There's a tipping point (I think) for any great collection when the objects themselves begin to tell a story about the collector's own preoccupations. When the minor becomes the major, not by intention, but by chance...
I don't think the Lucas Collection is near that tipping point. And, it certainly won't get there if it keeps chasing its own tail --- a meta-narrative about narrative.
--- J. Garcin
Meanwhile, Forbes has posted an article about the Geffen Galleries. I have a sense that the opinion of its author, Tom Teicholz, will end up mirroring mines. The one sentence that stood out the most to me is the one that worries me the most---beyond reduced square footage or less suitable exhibit space:
Forbes: "Inside the building is all one large columnless space with grey concrete floors and walls, with several rooms, most of which struck me as too small for separate exhibitions and somewhat claustrophobic."
The writer also ended his piece with a head scratcher. LACMA 60 years ago (or its predecessor in Expo Park) wasn't built for merely modern-contemporary art. So is the putdown of "a de facto museum of contemporary art, but frankly...not a very good one" somehow being mistaken for what the museum actually wasn't supposed to be?
> "When LACMA opened in
> 1965, it was LA’s first
> contemporary and modern
> art museum."
The Geffen has made me wonder why William Pereira designed the Ahmanson Gallery to have four levels instead of, at most, three. Its northern side in 1965 could have been extended where its namesake foundation funded an add-on in the 1980s. The top level of that building was always like the attic, whereas its lowest level always made me think of a basement. Beyond its shorter ceiling height, Its dark tile floor always looked or felt uncomfortable.
The regrettable (or likely) shortcomings of Zumthor 2026 are forcing me to look more closely at Pereira 1965. However, I don't think a tourist from, for example, Minnesota will be as dismissive of LACMA 2026 as they were of Pereira's/Hardy-Holzman-Pfeiffer's LACMA 1986. So something had to be done.
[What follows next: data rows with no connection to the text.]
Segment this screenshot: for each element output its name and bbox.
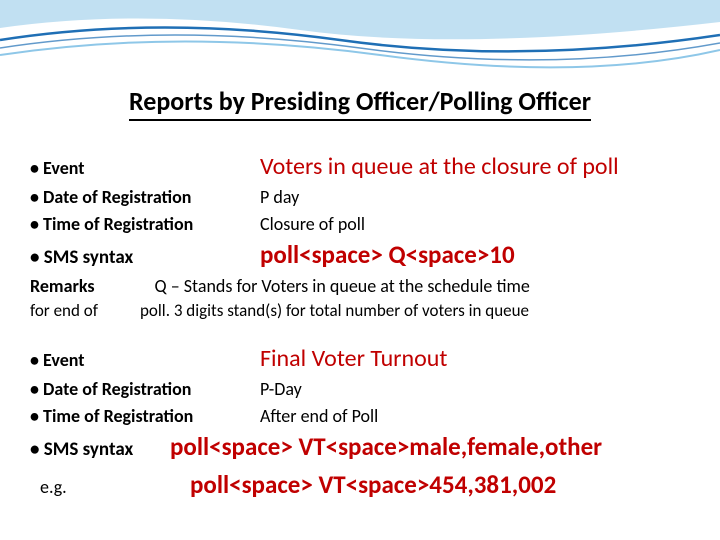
section-queue: Event Voters in queue at the closure of … [30, 151, 690, 323]
sms-label: SMS syntax [30, 245, 260, 271]
event-value: Voters in queue at the closure of poll [260, 151, 619, 183]
event-value-2: Final Voter Turnout [260, 343, 447, 375]
eg-label: e.g. [30, 475, 150, 499]
time-value-2: After end of Poll [260, 404, 378, 428]
time-label-2: Time of Registration [30, 404, 260, 428]
event-label: Event [30, 156, 260, 180]
forend-label: for end of [30, 300, 140, 323]
slide-title: Reports by Presiding Officer/Polling Off… [129, 85, 591, 121]
date-label-2: Date of Registration [30, 377, 260, 401]
time-label: Time of Registration [30, 212, 260, 236]
date-value-2: P-Day [260, 377, 302, 401]
eg-value: poll<space> VT<space>454,381,002 [190, 468, 556, 502]
remarks-q: Q – Stands for Voters in queue at the sc… [155, 274, 530, 298]
date-label: Date of Registration [30, 185, 260, 209]
slide-content: Reports by Presiding Officer/Polling Off… [0, 0, 720, 539]
sms-value-2: poll<space> VT<space>male,female,other [170, 430, 602, 464]
section-turnout: Event Final Voter Turnout Date of Regist… [30, 343, 690, 501]
sms-label-2: SMS syntax [30, 437, 170, 463]
remarks-label: Remarks [30, 274, 95, 298]
event-label-2: Event [30, 348, 260, 372]
date-value: P day [260, 185, 299, 209]
sms-value: poll<space> Q<space>10 [260, 238, 515, 272]
time-value: Closure of poll [260, 212, 365, 236]
forend-value: poll. 3 digits stand(s) for total number… [140, 300, 529, 323]
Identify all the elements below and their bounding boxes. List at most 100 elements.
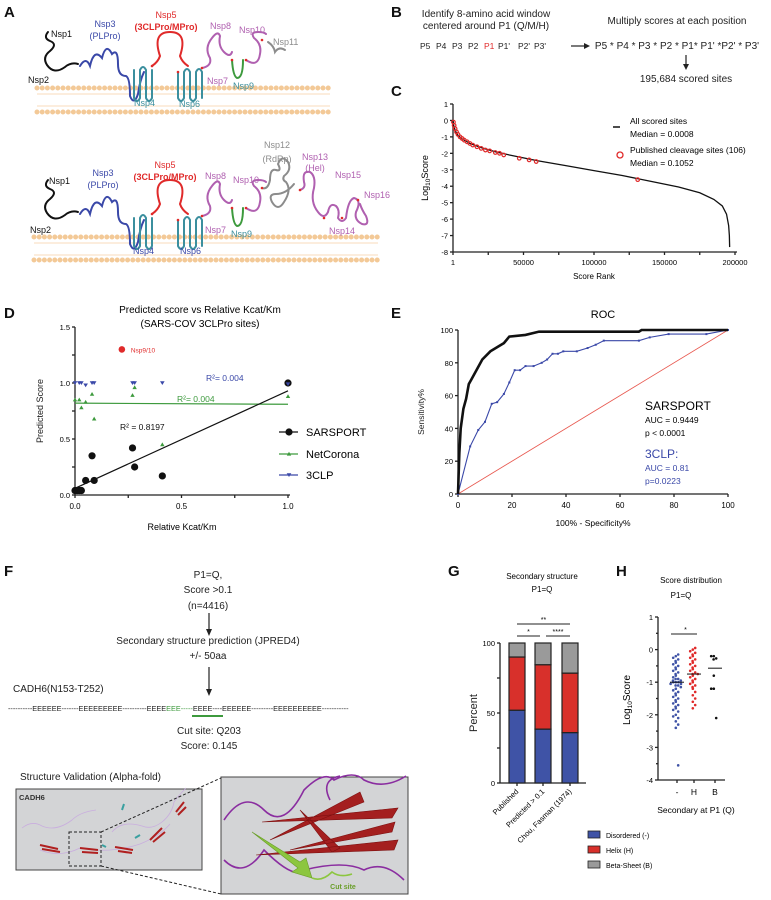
group-2-point: [712, 674, 716, 677]
group-0-point: [671, 689, 675, 692]
netcorona-r2: R²= 0.004: [177, 394, 215, 404]
group-0-point: [676, 677, 680, 681]
chart-subtitle: P1=Q: [532, 585, 553, 594]
group-0-point: [676, 716, 680, 720]
legend-label: Disordered (-): [606, 833, 649, 840]
group-1-point: [691, 674, 695, 677]
legend-sarsport: SARSPORT: [306, 427, 367, 439]
group-0-point: [679, 685, 683, 689]
netcorona-point: [77, 397, 82, 402]
group-0-point: [674, 687, 678, 691]
sarsport-label: SARSPORT: [645, 399, 711, 413]
group-1-point: [691, 661, 695, 664]
group-0-point: [676, 664, 680, 668]
all-scored-sites-line: [452, 120, 731, 248]
group-1-point: [693, 697, 697, 700]
label-nsp1-b: Nsp1: [49, 176, 70, 186]
bar-disordered: [508, 709, 526, 784]
label-nsp4-b: Nsp4: [133, 246, 154, 256]
y-tick-label: 100: [440, 326, 453, 335]
b-result: 195,684 scored sites: [640, 74, 732, 85]
group-0-point: [676, 684, 680, 687]
group-2-point: [714, 657, 718, 660]
y-tick-label: 0: [444, 116, 448, 125]
y-tick-label: 100: [482, 639, 495, 648]
group-1-point: [688, 676, 692, 679]
structure-overview-ribbon: [21, 787, 187, 854]
3clp-roc-point: [519, 369, 522, 372]
y-tick-label: -2: [441, 149, 448, 158]
label-plpro: (PLPro): [89, 31, 120, 41]
3clp-point: [132, 381, 137, 385]
legend-circle-icon: [616, 151, 624, 159]
label-nsp10-b: Nsp10: [233, 175, 259, 185]
outlier-point: [118, 346, 126, 353]
bar-disordered: [534, 728, 552, 784]
f-validation-title: Structure Validation (Alpha-fold): [20, 772, 161, 783]
panel-f-workflow: P1=Q, Score >0.1 (n=4416) Secondary stru…: [8, 570, 409, 895]
y-tick-label: -1: [646, 678, 653, 687]
f-criteria-3: (n=4416): [188, 601, 228, 612]
cut-site-label: Cut site: [330, 884, 356, 891]
3clp-roc-point: [490, 402, 493, 405]
legend-all-name: All scored sites: [630, 116, 687, 126]
f-window: +/- 50aa: [190, 651, 227, 662]
panel-c-chart: 10-1-2-3-4-5-6-7-81 50000 100000 150000 2000…: [420, 100, 748, 281]
group-1-point: [688, 649, 692, 653]
bar-beta-sheet: [561, 642, 579, 674]
y-axis-label: Percent: [468, 694, 480, 732]
published-site-point: [533, 159, 539, 164]
legend-3clp: 3CLP: [306, 470, 334, 482]
b-step2: Multiply scores at each position: [608, 16, 747, 27]
group-1-point: [688, 662, 692, 666]
3clp-label: 3CLP:: [645, 447, 678, 461]
group-0-point: [674, 667, 678, 671]
3clp-roc-point: [562, 350, 565, 353]
legend-published-name: Published cleavage sites (106): [630, 145, 746, 155]
arrow-down-icon: [683, 64, 689, 70]
bar-beta-sheet: [508, 642, 526, 658]
structure-zoom-ribbon: [223, 774, 407, 881]
label-hel: (Hel): [305, 163, 325, 173]
arrow-right-icon: [584, 43, 590, 49]
legend-label: Beta-Sheet (B): [606, 863, 652, 870]
3clp-roc-point: [484, 420, 486, 423]
sarsport-point: [82, 476, 90, 485]
group-0-point: [674, 661, 678, 664]
group-0-point: [671, 715, 675, 718]
group-1-point: [693, 703, 697, 707]
3clp-roc-point: [586, 347, 589, 350]
group-1-point: [688, 669, 692, 673]
group-0-point: [671, 662, 675, 666]
netcorona-point: [160, 442, 165, 447]
3clp-roc-point: [546, 358, 549, 361]
y-tick-label: -1: [441, 133, 448, 142]
y-tick-label: -2: [646, 711, 653, 720]
x-axis-label: Relative Kcat/Km: [147, 522, 216, 532]
position-4: P1: [484, 41, 495, 51]
group-1-point: [693, 684, 697, 687]
y-tick-label: -4: [646, 776, 653, 785]
label-nsp5-b: Nsp5: [154, 160, 175, 170]
label-nsp1: Nsp1: [51, 29, 72, 39]
label-nsp13: Nsp13: [302, 152, 328, 162]
chart-subtitle: P1=Q: [671, 591, 692, 600]
position-3: P2: [468, 41, 479, 51]
3clp-roc-point: [551, 352, 554, 355]
label-nsp7-b: Nsp7: [205, 225, 226, 235]
label-plpro-b: (PLPro): [87, 180, 118, 190]
x-tick-label: Chou, Fasman (1974): [515, 787, 573, 845]
legend-3clp-icon: [286, 473, 292, 477]
structure-overview: [15, 788, 203, 871]
y-tick-label: 80: [445, 359, 453, 368]
group-0-point: [674, 720, 678, 723]
label-nsp15: Nsp15: [335, 170, 361, 180]
legend-swatch: [587, 860, 601, 869]
group-0-point: [674, 693, 678, 697]
label-nsp3: Nsp3: [94, 19, 115, 29]
x-tick-label: 100000: [581, 258, 606, 267]
label-nsp4: Nsp4: [134, 98, 155, 108]
group-0-point: [674, 674, 678, 677]
y-tick-label: 1: [649, 613, 653, 622]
But I'll always suspect Govan's lack of total transparency for over 10 years as not helping make the rebuilt museum turn out much better.
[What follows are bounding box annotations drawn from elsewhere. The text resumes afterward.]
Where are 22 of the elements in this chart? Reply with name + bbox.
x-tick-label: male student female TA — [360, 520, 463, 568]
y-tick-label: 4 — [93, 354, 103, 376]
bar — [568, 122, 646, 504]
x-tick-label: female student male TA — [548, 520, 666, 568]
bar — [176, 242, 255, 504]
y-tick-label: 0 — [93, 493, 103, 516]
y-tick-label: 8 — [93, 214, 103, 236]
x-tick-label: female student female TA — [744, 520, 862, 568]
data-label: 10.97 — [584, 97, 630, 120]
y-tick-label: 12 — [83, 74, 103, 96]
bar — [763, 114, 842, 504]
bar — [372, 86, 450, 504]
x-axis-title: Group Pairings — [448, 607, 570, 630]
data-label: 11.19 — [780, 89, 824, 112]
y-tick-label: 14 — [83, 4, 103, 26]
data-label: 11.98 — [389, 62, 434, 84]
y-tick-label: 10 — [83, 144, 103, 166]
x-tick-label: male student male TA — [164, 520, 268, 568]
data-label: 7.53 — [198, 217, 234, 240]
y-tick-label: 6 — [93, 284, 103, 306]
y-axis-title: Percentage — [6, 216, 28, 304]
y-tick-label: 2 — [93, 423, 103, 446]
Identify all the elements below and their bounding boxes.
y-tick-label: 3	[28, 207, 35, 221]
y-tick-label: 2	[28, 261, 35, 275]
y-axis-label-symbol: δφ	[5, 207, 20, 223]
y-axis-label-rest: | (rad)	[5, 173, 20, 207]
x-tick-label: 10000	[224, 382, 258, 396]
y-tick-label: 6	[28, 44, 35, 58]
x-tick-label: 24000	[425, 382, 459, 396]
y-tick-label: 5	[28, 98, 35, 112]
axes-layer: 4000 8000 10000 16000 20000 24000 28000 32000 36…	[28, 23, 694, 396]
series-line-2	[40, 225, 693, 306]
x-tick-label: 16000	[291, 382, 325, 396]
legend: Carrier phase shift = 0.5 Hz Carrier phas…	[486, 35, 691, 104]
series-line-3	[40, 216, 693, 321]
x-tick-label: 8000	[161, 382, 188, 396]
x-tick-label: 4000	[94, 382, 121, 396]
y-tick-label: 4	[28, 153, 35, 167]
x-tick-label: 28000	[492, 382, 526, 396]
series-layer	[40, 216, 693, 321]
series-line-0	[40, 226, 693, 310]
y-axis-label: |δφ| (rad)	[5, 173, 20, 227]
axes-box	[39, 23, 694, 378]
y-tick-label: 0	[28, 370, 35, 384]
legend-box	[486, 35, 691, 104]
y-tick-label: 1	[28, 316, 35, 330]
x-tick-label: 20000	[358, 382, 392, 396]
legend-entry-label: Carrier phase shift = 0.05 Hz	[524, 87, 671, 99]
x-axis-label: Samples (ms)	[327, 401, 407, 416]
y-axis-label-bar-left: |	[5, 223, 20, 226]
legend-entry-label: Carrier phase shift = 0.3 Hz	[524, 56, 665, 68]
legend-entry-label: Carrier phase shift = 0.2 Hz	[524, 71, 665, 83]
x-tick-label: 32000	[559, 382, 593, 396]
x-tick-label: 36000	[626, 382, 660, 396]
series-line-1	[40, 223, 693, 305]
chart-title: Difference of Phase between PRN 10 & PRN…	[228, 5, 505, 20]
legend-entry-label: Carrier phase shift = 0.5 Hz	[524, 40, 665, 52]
People are so inured to all the crappy/flashy design in LA that they don't know better. And that includes in my mind Walt Disney Hall. It reminds me of a homeless encampment. It's tent-like form squats, quite literally on top of a parking garage. On two sides, you can see the structure of the parking garage. But hey, if you make the "tent" out of stainless steel you can fool almost everyone into thinking it looks more like a flower or ship.
LA did not need another building like that. It also did not need a museum building that fits all the current cliches of what a museum building is: skylit galleries, sheetrock walls, windowless exteriors, blocky massing, and some slick gimmick for a facade.
What Zumthor is aiming for here is something more elemental and eternal. One of the precursors here is Cezanne, specifically his rock paintings. Cezanne's rock paintings were not images of fleeting sensations (i..e., Impressionism), but were images of something wore weighty and hard-edged. They have been described as having a "primal, beginning of the world quality." Of course, if you don't know much about art history or did not have the opportunity to read the recent NYT article on Cezanne, everything looks to you like a "defacto museum of contemporary art."